Celebrity chef Anthony Bourdain, who personified the swaggering alpha dog of kitchen lore, in recent interviews has publicly copped to perpetuating the “meathead bro culture”that allows sexual harassment to go unchecked. And “Top Chef” host Tom Colicchio posted an open letter to male chefs on Medium noting that Besh was hardly one of a few “bad eggs” and that men needed to “acknowledge the larger culture that hatched all these crummy eggs, and have some hard conversations among ourselves that are long overdue.”

While industry leaders talk about their culpability, some women are taking small steps.

Caroline Richter, a New Orleans waitress who described being assaulted by a customer, founded a group called Medusa — named after the mythical maiden turned into a Gorgon as punishment by Athena for being raped by the god Poseidon in Athena’s temple — with a goal of creating best practices for bars and restaurants regarding sexual harassment.

But training and strong human resources departments are not a panacea: Even big chain restaurants that have both have been the subject of sexual harassment lawsuits.

Advocates —including the Restaurant Opportunities Center United — say the tipped minimum wage, which is several dollars lower than the standard minimum wage, is a primary driver of harassment.

Many of the women who spoke to The Washington Post for this story said they were hopeful the Weinstein and Besh sagas would trigger a change in the industry. But many noted that the roots of the problem run deep and will not be easily dug up.

One factor is the relative dearth of women at the top of the food chain, as chef-owners, award winners — or even as general managers.

  • Only 21 percent of chefs and head cooks are women, according to the Bureau of Labor Statistics.
  • Many women are discouraged by the constant harassment as well as by the lack of health care and regular hours, which can make it difficult to have a family.

While some say more women in management could be a solution, the harsh kitchen culture is so pervasive that even high-profile female chefs are among those accused of harassment.
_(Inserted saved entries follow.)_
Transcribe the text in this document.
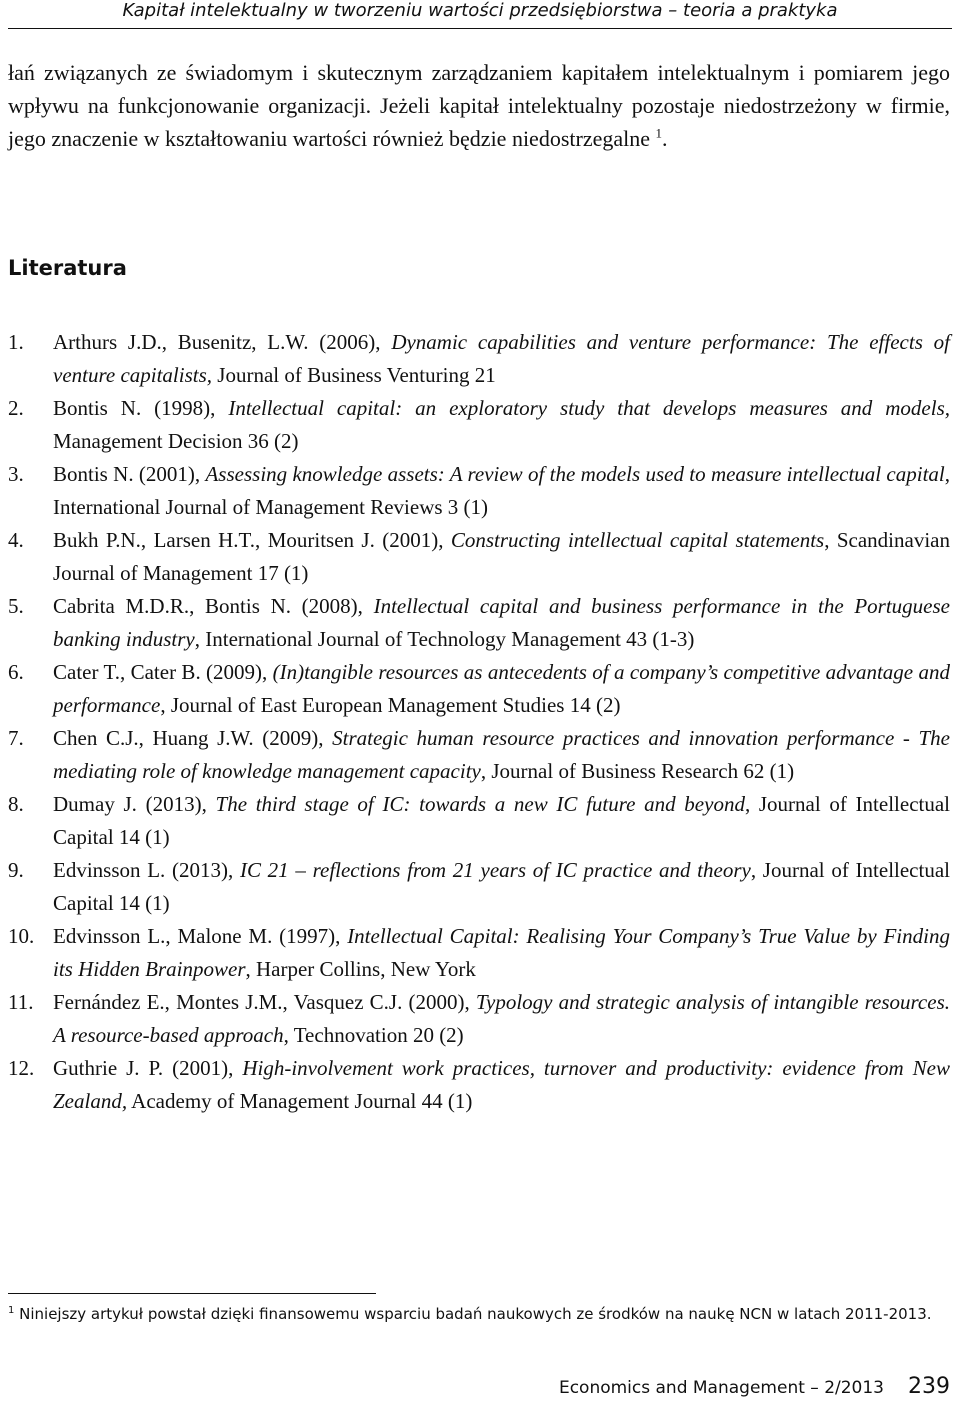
Kapitał intelektualny w tworzeniu wartości przedsiębiorstwa – teoria a praktyka

łań związanych ze świadomym i skutecznym zarządzaniem kapitałem intelektualnym i pomiarem jego wpływu na funkcjonowanie organizacji. Jeżeli kapitał intelektualny pozostaje niedostrzeżony w firmie, jego znaczenie w kształtowaniu wartości również będzie niedostrzegalne $^1$.

Literatura
1. Arthurs J.D., Busenitz, L.W. (2006), Dynamic capabilities and venture performance: The effects of venture capitalists, Journal of Business Venturing 21
2. Bontis N. (1998), Intellectual capital: an exploratory study that develops measures and models, Management Decision 36 (2)
3. Bontis N. (2001), Assessing knowledge assets: A review of the models used to measure intellectual capital, International Journal of Management Reviews 3 (1)
4. Bukh P.N., Larsen H.T., Mouritsen J. (2001), Constructing intellectual capital statements, Scandinavian Journal of Management 17 (1)
5. Cabrita M.D.R., Bontis N. (2008), Intellectual capital and business performance in the Portuguese banking industry, International Journal of Technology Management 43 (1-3)
6. Cater T., Cater B. (2009), (In)tangible resources as antecedents of a company’s competitive advantage and performance, Journal of East European Management Studies 14 (2)
7. Chen C.J., Huang J.W. (2009), Strategic human resource practices and innovation performance - The mediating role of knowledge management capacity, Journal of Business Research 62 (1)
8. Dumay J. (2013), The third stage of IC: towards a new IC future and beyond, Journal of Intellectual Capital 14 (1)
9. Edvinsson L. (2013), IC 21 – reflections from 21 years of IC practice and theory, Journal of Intellectual Capital 14 (1)
10. Edvinsson L., Malone M. (1997), Intellectual Capital: Realising Your Company’s True Value by Finding its Hidden Brainpower, Harper Collins, New York
11. Fernández E., Montes J.M., Vasquez C.J. (2000), Typology and strategic analysis of intangible resources. A resource-based approach, Technovation 20 (2)
12. Guthrie J. P. (2001), High-involvement work practices, turnover and productivity: evidence from New Zealand, Academy of Management Journal 44 (1)
$^1$ Niniejszy artykuł powstał dzięki finansowemu wsparciu badań naukowych ze środków na naukę NCN w latach 2011-2013.
Economics and Management – 2/2013 239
Celebrity chef Anne Burrell was sued in 2008 for allegedly harassing several employees at Centro Vinoteca, the restaurant where she worked at the time.

According to the complaint, Burrell commented on employees’ cleavages and the shape of their breasts, and called female employees “sluts” and one employee “a whore.” The suit was settled. “The case was resolved,” said Burrell’s publicist, who declined to comment on the substance of the allegations.